I am a licensed Atlanta marriage and family therapist who offers both psychological and spiritual healing and growth to my clients. I believe that everyone has within them their own wisdom, their own answers, their own resources to deal with the questions and problems that stir them to greater growth. I believe that problems or crises are the impetus that set emotional and spiritual growth in motion. Every obstacle, every setback, every personal defeat, in my view, is an invitation, an opening into a deeper way of experiencing life and life’s deeper meaning. Sometimes we just need someone to awaken in us what lies beneath our conscious knowing. Sometimes we need a slight push, a new direction, to set us back on the path we are meant to embrace.

I believe marriage and family therapy is a safe container in which each person or couple can explore their personal questions, their personal “stuckness,” their personal way out of the crisis or present circumstance in which they find themselves, so that, together, with me as their therapist, they come to their own unique answers and healing. I believe it is a spiritual journey at its core, life-altering at its best.

My Process

I invite my clients to wander with me through their personal story as we would a labyrinth until it leads us to the center of who they are. If it is an individual with whom I am working, it is soul, or their deepest longing, we choose as our guide. If it is a couple with whom I am working, it is the relationship for which they each long that is our guide. If it is a family with whom I am working, it is the unconscious stories folded into the web of their family history that is our guide. Within the story of each individual life is the story of mankind trying to fulfill its deepest longing, one person at a time.

I assist my clients in understanding that safety, “feeling safe,” is something that can only come from within, that nothing outside of us can make us feel safe in the deepest sense. Not another relationship, financial stability, success in a particular area of life — nothing can make us feel safe except the awareness that I am one with all of life and that I have all the resources I need within myself to have a complete and satisfying life. I choose to frame the goal as discovering that which makes one feel “alive” rather than what makes one feel “happy.”

I work with couples to create a third presence in the relationship — the larger container of the relationship itself rather than the singular needs of each partner — so that an “I-Thou” dialogue can take place. This obliterates the possibility of one partner manipulating the other as an object, an “It”, to be controlled or changed for their own personal benefit. Identifying the strengths and goals of each partner allows the other in the relationship to see the person before them in a new light. It is my job to reframe the core conversation between them so that each can hear the other, as if for the first time.

I realize the importance of each client’s presenting problem as the starting point in identifying clear and behavioral interventions that will ease the pain or confusion that temporarily disorients them. If I am working with couples, I focus on communication techniques that build blame-free exchange and mutual understanding, conflict resolution skills and negotiation techniques that open up the locked-down places, as well as intimacy skills that enhance mutual satisfaction in an otherwise dry, shut-down relationship.

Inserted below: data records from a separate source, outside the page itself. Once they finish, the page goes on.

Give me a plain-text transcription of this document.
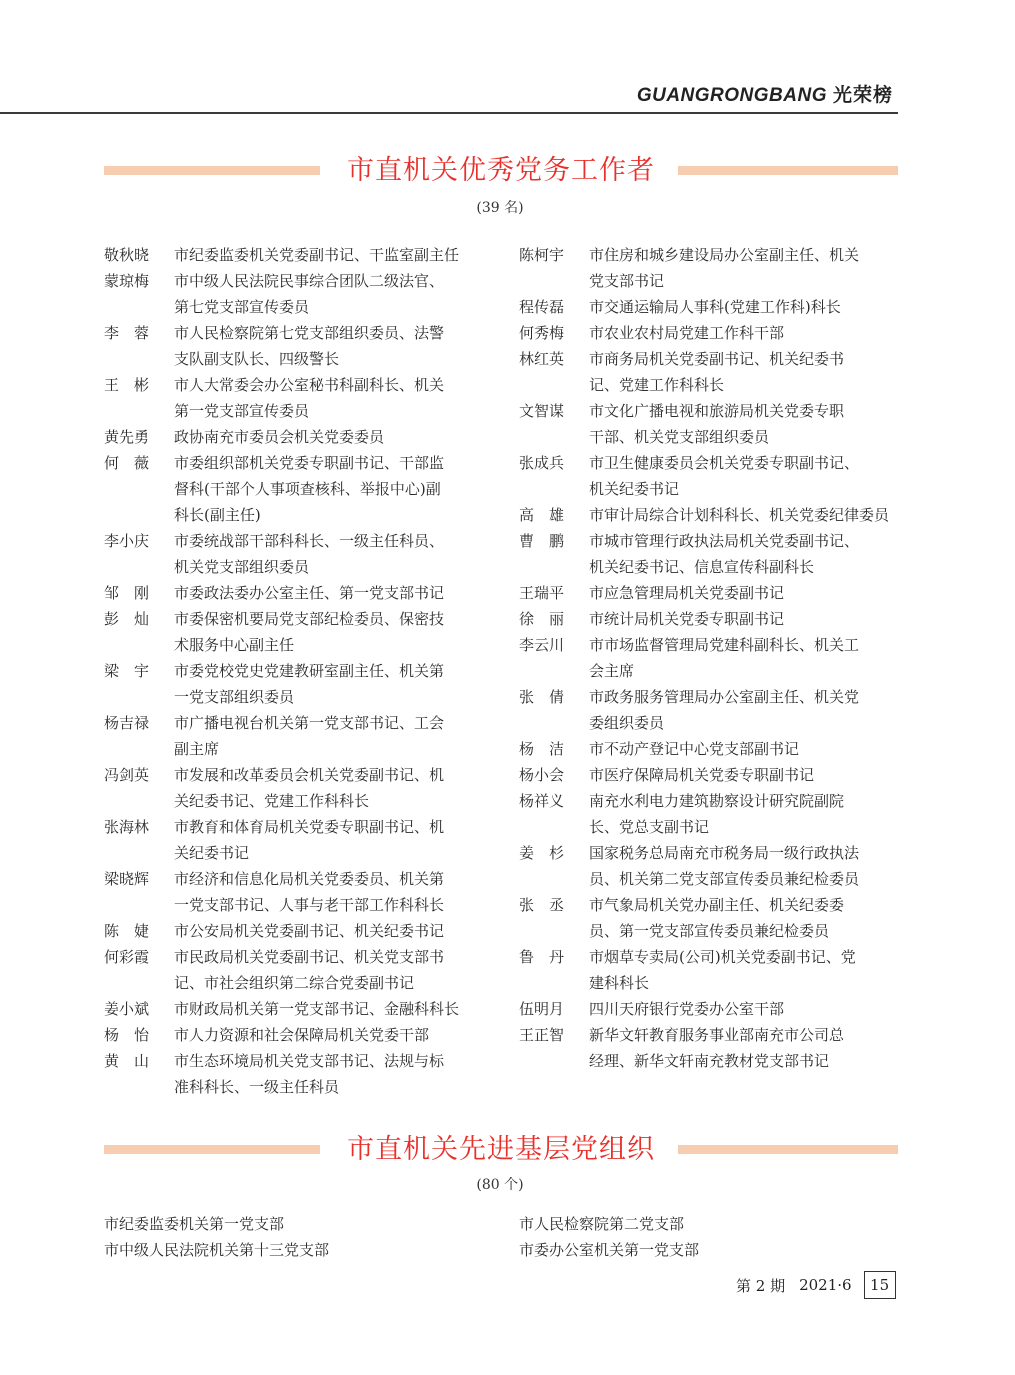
GUANGRONGBANG 光荣榜
市直机关优秀党务工作者
(39 名)
敬秋晓	市纪委监委机关党委副书记、干监室副主任
蒙琼梅	市中级人民法院民事综合团队二级法官、
第七党支部宣传委员
李蓉 市人民检察院第七党支部组织委员、法警
支队副支队长、四级警长
王彬 市人大常委会办公室秘书科副科长、机关
第一党支部宣传委员
黄先勇	政协南充市委员会机关党委委员
何薇 市委组织部机关党委专职副书记、干部监
督科(干部个人事项查核科、举报中心)副
科长(副主任)
李小庆	市委统战部干部科科长、一级主任科员、
机关党支部组织委员
邹刚 市委政法委办公室主任、第一党支部书记
彭灿 市委保密机要局党支部纪检委员、保密技
术服务中心副主任
梁宇 市委党校党史党建教研室副主任、机关第
一党支部组织委员
杨吉禄	市广播电视台机关第一党支部书记、工会
副主席
冯剑英	市发展和改革委员会机关党委副书记、机
关纪委书记、党建工作科科长
张海林	市教育和体育局机关党委专职副书记、机
关纪委书记
梁晓辉	市经济和信息化局机关党委委员、机关第
一党支部书记、人事与老干部工作科科长
陈婕 市公安局机关党委副书记、机关纪委书记
何彩霞	市民政局机关党委副书记、机关党支部书
记、市社会组织第二综合党委副书记
姜小斌	市财政局机关第一党支部书记、金融科科长
杨怡 市人力资源和社会保障局机关党委干部
黄山 市生态环境局机关党支部书记、法规与标
准科科长、一级主任科员
陈柯宇	市住房和城乡建设局办公室副主任、机关
党支部书记
程传磊	市交通运输局人事科(党建工作科)科长
何秀梅	市农业农村局党建工作科干部
林红英	市商务局机关党委副书记、机关纪委书
记、党建工作科科长
文智谋	市文化广播电视和旅游局机关党委专职
干部、机关党支部组织委员
张成兵	市卫生健康委员会机关党委专职副书记、
机关纪委书记
高雄 市审计局综合计划科科长、机关党委纪律委员
曹鹏 市城市管理行政执法局机关党委副书记、
机关纪委书记、信息宣传科副科长
王瑞平	市应急管理局机关党委副书记
徐丽 市统计局机关党委专职副书记
李云川	市市场监督管理局党建科副科长、机关工
会主席
张倩 市政务服务管理局办公室副主任、机关党
委组织委员
杨洁 市不动产登记中心党支部副书记
杨小会	市医疗保障局机关党委专职副书记
杨祥义	南充水利电力建筑勘察设计研究院副院
长、党总支副书记
姜杉 国家税务总局南充市税务局一级行政执法
员、机关第二党支部宣传委员兼纪检委员
张丞 市气象局机关党办副主任、机关纪委委
员、第一党支部宣传委员兼纪检委员
鲁丹 市烟草专卖局(公司)机关党委副书记、党
建科科长
伍明月	四川天府银行党委办公室干部
王正智	新华文轩教育服务事业部南充市公司总
经理、新华文轩南充教材党支部书记
市直机关先进基层党组织
(80 个)
市纪委监委机关第一党支部
市中级人民法院机关第十三党支部
市人民检察院第二党支部
市委办公室机关第一党支部
第 2 期 2021·6	15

As an Atlanta marriage and family therapist, I am deeply committed to identifying and nurturing the spiritual vitality, the life giving force, in each of my clients. As Joseph Campbell, the great mythologist, said, we are here to experience life, not just to understand or survive it. I am also dedicated to communicating to the community at large my understanding of the spiritual journey in general, with the need on all our part to understand what it means to be fully human.